Tenkis (indirim) davası, miras bırakanın saklı payları zedeleyen ölüme bağlı veya sağlar arası kazandırmaların, bağış yasal sınıra çekilmesini amaçlayan, öncesine etkili, yenilik doğurucu (inşai) davalardandır.
Tenkis (indirim) davasının dinlenebilmesi için öncelikli koşul; mirasbırakanın ölüme bağlı veya sağlar arası bir kazandırma işlemi ile saklı pay sahiplerinin haklarını zedelemiş olmasıdır.
Saklı payların zedelendiğinden söz edilmesi ise kazandırma konusu tereke ile kazandırma (temlik) dışı terekenin tümüyle bilinmesiyle mümkündür.
Tereke miras bırakanın ölüm tarihinde bırakmış olduğu malvarlığı kıymetleri ile iadeye ve tenkis (indirim)e tabi olarak yaptığı kazandırmalardır. Bunlar terekenin aktifini oluşturur.
Miras bırakanın borçları, bakmakla yükümlü olduğu kişilerin 743 sayılı Kanun uygulanacaksa bir aylık 4721 sayılı Kanun uygulanacaksa üç aylık nafakası, terekenin defterinin tutulması, mühürlenmesi, cenaze masrafları gibi giderler de pasifidir.
Aktiften belirtilen borçların indirilmesi net terekeyi oluşturur.
Tereke bu şekilde tespit edildikten sonra mirasın açıldığı tarihteki fiyatlara göre değerlendirilmesi yapılarak parasal olarak miktarının tespiti gerekir (TMK m.564).
Miras bırakanın TMK’nin 506. maddesinde belirlenen saklı paya tecavüz edip etmediği bulunan bu rakam üzerinden hesaplanır.

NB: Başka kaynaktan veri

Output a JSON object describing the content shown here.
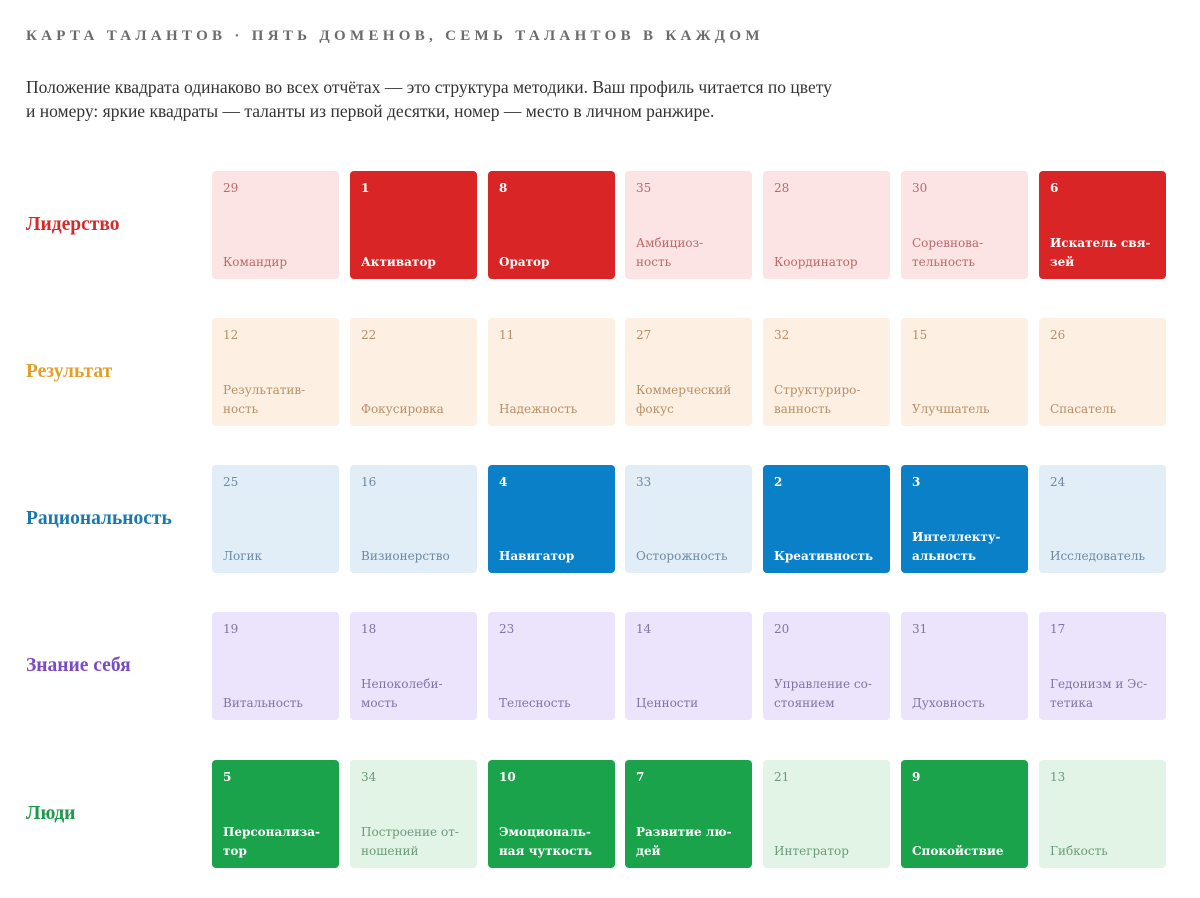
{
  "header": {
    "title": "КАРТА ТАЛАНТОВ · ПЯТЬ ДОМЕНОВ, СЕМЬ ТАЛАНТОВ В КАЖДОМ",
    "intro_line1": "Положение квадрата одинаково во всех отчётах — это структура методики. Ваш профиль читается по цвету",
    "intro_line2": "и номеру: яркие квадраты — таланты из первой десятки, номер — место в личном ранжире."
  },
  "domains": [
    {
      "name": "Лидерство",
      "color": "#d42a2a",
      "bright": "#d92526",
      "light": "#fde4e4",
      "light_text": "#b96a6a",
      "talents": [
        {
          "rank": "29",
          "name": "Командир",
          "top": false
        },
        {
          "rank": "1",
          "name": "Активатор",
          "top": true
        },
        {
          "rank": "8",
          "name": "Оратор",
          "top": true
        },
        {
          "rank": "35",
          "name": "Амбициоз-\nность",
          "top": false
        },
        {
          "rank": "28",
          "name": "Координатор",
          "top": false
        },
        {
          "rank": "30",
          "name": "Соревнова-\nтельность",
          "top": false
        },
        {
          "rank": "6",
          "name": "Искатель свя-\nзей",
          "top": true
        }
      ]
    },
    {
      "name": "Результат",
      "color": "#e2a02a",
      "bright": "#e2a02a",
      "light": "#fdf0e3",
      "light_text": "#b98f66",
      "talents": [
        {
          "rank": "12",
          "name": "Результатив-\nность",
          "top": false
        },
        {
          "rank": "22",
          "name": "Фокусировка",
          "top": false
        },
        {
          "rank": "11",
          "name": "Надежность",
          "top": false
        },
        {
          "rank": "27",
          "name": "Коммерческий\nфокус",
          "top": false
        },
        {
          "rank": "32",
          "name": "Структуриро-\nванность",
          "top": false
        },
        {
          "rank": "15",
          "name": "Улучшатель",
          "top": false
        },
        {
          "rank": "26",
          "name": "Спасатель",
          "top": false
        }
      ]
    },
    {
      "name": "Рациональность",
      "color": "#1a78b0",
      "bright": "#0a80c8",
      "light": "#e1eef8",
      "light_text": "#6c8aa4",
      "talents": [
        {
          "rank": "25",
          "name": "Логик",
          "top": false
        },
        {
          "rank": "16",
          "name": "Визионерство",
          "top": false
        },
        {
          "rank": "4",
          "name": "Навигатор",
          "top": true
        },
        {
          "rank": "33",
          "name": "Осторожность",
          "top": false
        },
        {
          "rank": "2",
          "name": "Креативность",
          "top": true
        },
        {
          "rank": "3",
          "name": "Интеллекту-\nальность",
          "top": true
        },
        {
          "rank": "24",
          "name": "Исследователь",
          "top": false
        }
      ]
    },
    {
      "name": "Знание себя",
      "color": "#7b4bc7",
      "bright": "#7b4bc7",
      "light": "#ebe4fc",
      "light_text": "#7f74a8",
      "talents": [
        {
          "rank": "19",
          "name": "Витальность",
          "top": false
        },
        {
          "rank": "18",
          "name": "Непоколеби-\nмость",
          "top": false
        },
        {
          "rank": "23",
          "name": "Телесность",
          "top": false
        },
        {
          "rank": "14",
          "name": "Ценности",
          "top": false
        },
        {
          "rank": "20",
          "name": "Управление со-\nстоянием",
          "top": false
        },
        {
          "rank": "31",
          "name": "Духовность",
          "top": false
        },
        {
          "rank": "17",
          "name": "Гедонизм и Эс-\nтетика",
          "top": false
        }
      ]
    },
    {
      "name": "Люди",
      "color": "#1c9a4a",
      "bright": "#1ba34c",
      "light": "#e2f4e6",
      "light_text": "#6b9a7a",
      "talents": [
        {
          "rank": "5",
          "name": "Персонализа-\nтор",
          "top": true
        },
        {
          "rank": "34",
          "name": "Построение от-\nношений",
          "top": false
        },
        {
          "rank": "10",
          "name": "Эмоциональ-\nная чуткость",
          "top": true
        },
        {
          "rank": "7",
          "name": "Развитие лю-\nдей",
          "top": true
        },
        {
          "rank": "21",
          "name": "Интегратор",
          "top": false
        },
        {
          "rank": "9",
          "name": "Спокойствие",
          "top": true
        },
        {
          "rank": "13",
          "name": "Гибкость",
          "top": false
        }
      ]
    }
  ]
}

Tasarruf oranı aşılmış ise tasarrufun niteliğine göre icap ederse kazandırma işleminde, saklı payları zedeleme kastının bulunup bulunmadığı objektif (nesnel) ve sübjektif (öznel) unsurlar dikkate alınarak belirlenmelidir. Zira tasarruf oranını aşan her kazandırmada saklı payları zedeleme kastının varlığından söz edilemez.
Mutlak olarak tenkis (indirim)e tabi tasarruflarda (ölüme bağlı tasarruflar veya TMK’nin 565. maddesinin 1, 2 ve 3 bentlerinde gösterilenler) veya saklı payın ihlal kastının varlığı kesin olarak anlaşılan diğerlerinde özellikle muayyen mal hakkında tenkis (indirim) uygulanırken TMK’nin 570. maddesindeki sıralamaya dikkat etmek davalı mahfuz hisseli mirasçılardan ise aynı Kanunun 561. maddesinde yer alan mahfuz hisseden fazla olarak alınanla sorumluluk ilkesini gözetmek, dava konusu olup olmadığına bakılmayarak önce ölüme bağlı tasarruflarla davacının saklı payını tamamlamak, sonra sağlar arası tasarrufları dikkate almak gerekir.
Bu işlem sırasında dava edilmeyen kişi veya tasarrufların tenkis (indirim)i gerekeceği sonucu çıkarsa davacının onlardaki hakkını dava etmemesinin davalıyı etkilemeyeceği ve birden çok kişiye yapılan bağış tenkis (indirim)e tabi olursa 563. maddede yer alan, alınanla mütenasip sorumluluk kuralı gözetilmelidir.
Davalıya yapılan tasarrufun tenkis (indirim)ine sıra geldiği takdirde tasarrufun tümünün değeri ile davalıya yapılan fazla bağış arasında kurulan oranda (Sabit Tenkis (indirim) Oranı) tasarrufa konu malın paylaşılmasının mümkün olup olamayacağı (TMK m.564) araştırılmalıdır.
Bu araştırma sonunda tasarrufa konu mal sabit tenkis (indirim) oranında bölünebilirse bu kısımların bağımsız bölüm halinde taraflar adına tesciline karar verilmelidir. Tasarrufa konu malın sabit tenkis (indirim) oranında bölünmezliği ortaya çıktığı takdirde sözü geçen 564. maddedeki tercih hakkı gündeme gelecektir. Böyle bir durum ortaya çıkmadan davalının tercih hakkı doğmadan davalının tercihini kullanması söz konusu olamaz. Daha önce bir tercihten söz edilmişse sonuç doğurmaz. O zaman davalıdan tercihi sorulmak ve 11.11.1994 günlü 4/4 sayılı İçtihadı Birleştirme Kararı uyarınca süratle dava konusu olup sabit tenkis (indirim) oranına göre bölünemeyen malın, karar tarihindeki rayice göre değeri belirlenmeli ve bu değerin sabit tenkis (indirim) oranıyla çarpımından bulunacak nakdin ödetilmesine karar verilmelidir.